Smith has sung his spiritual frontiers for many years; James Still and Elisabeth Peck have just passed their physical frontiers in poetry. After the pasture bars are down, the frontiers widen; let us hope it may be so, too, with their audiences. Each of these three poets deserves more than mere reading. No one can say how time will measure our contemporary poets, but I do not hesitate to say that of Clark Ashton Smith and James Still, the future will know their lines. —AUGUST DERLETH
[From Wings (Summer 1938): 27-28.]
Issued in a small Far Western town by an organization whose very name seems to bear ironic implications, this 24-page booklet has a significance beyond that of most full-length volumes. For it re-introduces a poet who deserves a far wider audience than he enjoys. Originally issued by A. M. Robertson of San Francisco in 1912, these poems won merited praise from George Sterling and other critics, but have never made much headway with the public. The reason, perhaps, is not difficult to see, for the author has a macabre and perverse pessimism of thought which could hardly be expected to have a universal appeal; and he is most at home in remotely cosmic themes which may stimulate the imagination but cannot warm the emotions. Yet his work is shot through with a majesty that entitles him to the recognition of the discerning. There is a Byronic grandeur about some of the lines from "Nero":
Destruction crouching at the back of Time,
The tongueless dooms which dog the travelling suns;
The vampire Silence at the breast of worlds,
Fire without light that gnaws the base of things,
And Lethe*s mounting tide, that rots the stone
Of fundamental spheres.
Simpler and possibly more appealing, but equally illuminated with Mr. Smith*s own peculiar personality, is the lyric, "The Winds":
To me the winds that die and start,
And strive in wars that never cease,
Are dearer than the level peace
That lies unstirred at summer s heart.
The naked splendor of the author*s imagination, however, best stands forth in such a sheerly original piece as "The Song of a Comet":
Pale plummet of the stark immensities,
From perished heavens cast, I fall and flare
'Through gulfs by stellar orbits girdled round;
And spaces bare
Of sparkless night between the galaxies-
By path of sun nor circling planet bound.

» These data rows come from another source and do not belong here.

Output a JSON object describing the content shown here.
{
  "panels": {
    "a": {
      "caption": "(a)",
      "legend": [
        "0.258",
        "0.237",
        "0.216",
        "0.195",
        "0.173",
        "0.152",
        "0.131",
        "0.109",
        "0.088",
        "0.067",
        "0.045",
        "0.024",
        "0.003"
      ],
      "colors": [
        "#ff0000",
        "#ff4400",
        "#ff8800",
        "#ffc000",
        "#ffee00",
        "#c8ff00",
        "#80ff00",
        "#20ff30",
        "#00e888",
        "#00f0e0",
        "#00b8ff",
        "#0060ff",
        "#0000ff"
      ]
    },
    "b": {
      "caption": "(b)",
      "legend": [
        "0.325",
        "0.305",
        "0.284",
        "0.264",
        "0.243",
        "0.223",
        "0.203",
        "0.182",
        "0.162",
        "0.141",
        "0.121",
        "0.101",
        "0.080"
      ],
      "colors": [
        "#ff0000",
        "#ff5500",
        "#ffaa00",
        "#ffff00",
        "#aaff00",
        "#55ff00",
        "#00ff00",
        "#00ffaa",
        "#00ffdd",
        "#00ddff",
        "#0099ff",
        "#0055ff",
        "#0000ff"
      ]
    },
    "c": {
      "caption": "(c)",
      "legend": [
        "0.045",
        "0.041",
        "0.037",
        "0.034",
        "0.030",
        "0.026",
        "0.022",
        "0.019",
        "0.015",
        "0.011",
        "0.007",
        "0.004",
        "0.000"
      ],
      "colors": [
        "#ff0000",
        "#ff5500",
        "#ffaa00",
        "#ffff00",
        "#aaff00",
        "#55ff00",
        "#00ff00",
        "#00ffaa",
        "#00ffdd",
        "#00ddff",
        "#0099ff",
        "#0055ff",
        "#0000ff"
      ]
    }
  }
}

Slender though the present sheaf of verses, it will have served its purpose if it fans interest in one who, while still living, is undeservedly to be ranked among the "neglected poets". [-STANTON A. COBLENTZ]
This collection was also reviewed in a newspaper, The Californian (not the amateur journal published by Hyman Bradofsky), on December 1, 1937 (page 6); however, this review is largely a paraphrase of David Waren Ryder's "The Price of Poetry," along with a reprinting of Smith's "Retrospect and Forecast."